*
The main roads done, the shopping streets, with their uncomfortable cobbles, zoomed through, I started taking some of the little stairways and tiny stone streets which run up the hill at every turn. Delicious stuff. Lovely little hidden-away houses and gardens, trees, rooftops – so many rooftops! I’m very fond of rooftops
Surprise buildings, too. Here’s the St James’s Hall, an impressive hulk which was clearly once a church, and which has been converted to an auditorium et al
I passed another church, also past its churching days, with smashed stained-glass and boardings, which looked as if it were ready for its remake. Here, it seems, nothing worthwhile goes to waste.
But I can see why some of the town’s churches are being reconverted. There seem to be almost as many of them here as in a French town. And, in a way, this town reminded me most happily of some of the southern French villages I once knew. More, strangely, than those of Southern England. But then, I guess les iles anglaises de Normandie were originally French.

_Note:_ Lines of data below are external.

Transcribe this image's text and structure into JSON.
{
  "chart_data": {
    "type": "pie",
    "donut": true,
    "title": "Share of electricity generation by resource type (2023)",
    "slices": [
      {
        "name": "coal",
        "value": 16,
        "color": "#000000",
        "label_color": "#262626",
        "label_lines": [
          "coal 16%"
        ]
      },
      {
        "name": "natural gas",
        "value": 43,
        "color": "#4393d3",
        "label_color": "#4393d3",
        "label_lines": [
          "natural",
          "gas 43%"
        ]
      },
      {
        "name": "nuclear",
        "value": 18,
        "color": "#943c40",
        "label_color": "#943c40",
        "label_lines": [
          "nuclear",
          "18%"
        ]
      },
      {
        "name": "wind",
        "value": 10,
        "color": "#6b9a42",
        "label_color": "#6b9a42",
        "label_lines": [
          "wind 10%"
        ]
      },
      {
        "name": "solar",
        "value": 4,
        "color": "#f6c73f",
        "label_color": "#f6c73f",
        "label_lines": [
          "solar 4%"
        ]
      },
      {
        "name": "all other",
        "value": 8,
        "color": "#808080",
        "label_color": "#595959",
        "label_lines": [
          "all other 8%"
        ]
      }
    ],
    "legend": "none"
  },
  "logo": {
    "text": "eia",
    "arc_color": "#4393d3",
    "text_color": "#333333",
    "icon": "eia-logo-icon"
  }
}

The guide book had gone on and on about the town’s culinary delights, so, as I weakened, I thought a little hot lunch might be nice. But I couldn’t find anything I liked. I didn’t want burgers and pizzas, thank you, I didn’t want a large waterfront tourist caff disguised as a resto, I wanted a nice little family restaurant where I could have a bowl of soup and a piece of fresh fish … and the only likely ones I came upon didn’t do lunch. In the end, at 3pm, I decided on a prettily situated, quiet place in La Plaiderie which advertised home-made soup. It was called La Pâtisserie which should have warned me. While other folk had coffee and lavish cream cakes, I put away some fair cauliflower and bacon soup, a würsteln dish, because I thought it might be warming, and two glasses of wine and realised I’d spent the same amount as I’d paid for my sea bass the night before. Lesson learned.
Slightly warmed, I set out on my feet again, accomplished a few more ruelles and escaliers, and passed a shining Boer War memorial which completely outdoes any other monument on the island – the Alberts and Victorias are nowhere in comparison -- and also just about any other war memorial I’ve ever seen. Look at this. It’s surely a candidate for one of those competitions where you have to invent a caption. What do you think he’s saying …
At four o’clock I gave up. My feet were tired and, though the sun had peeped through, that sea breeze was still biting my waist. I thought I’d given St Peter Port a fair going over, and so I headed for the wharf.
I’d chosen to return by the ‘slow’ ferry and I suppose I’d thought it would be an older less speedy version of the morning one. But , no! The Commodore Clipper is a proper ship! Carrying containers … I felt quite at home. Its also very comfortably set up indeed, with a delightful windowed verandah bar from where you can watch the whole trip in a way quite impossible on the Vitesse vessel. And, perhaps because it takes twice the time to make the trip, there were only a small number of people travelling. Delightful!
I sat in the window, with a succession of pints of warming local beer before me, and looked back on St Peter Port glistening in the late afternoon sunshine and looking far prettier than it had before. Then I watched the islands – Herm, Sark, Alderney, I presume -- go by as we rolled along at a comfy 13 knots across the waters and round the scenic coast of Jersey to St Helier. On this trip, too, I chatted to my first Guernsey folk. So friendly. I wonder how I – usually hyper-gregarious – had got through my time on the island without exchanging a word with anyone but a waitress. I guess because – and you’ll have guessed it from the way I’ve hardly talked about anything but architecture – I never really got into the place.
So, in a way, nothing became Guernsey so much as my leaving it. The trip back was the highlight of the day. And I promptly went to the ticket office and booked myself back on the same ship for my exit from Jersey, to Portsmouth, over the night of 31 May.
I think I need to give Guernsey a second and wider go next year. Even if it’s just to have another ride on the Commodore Clipper.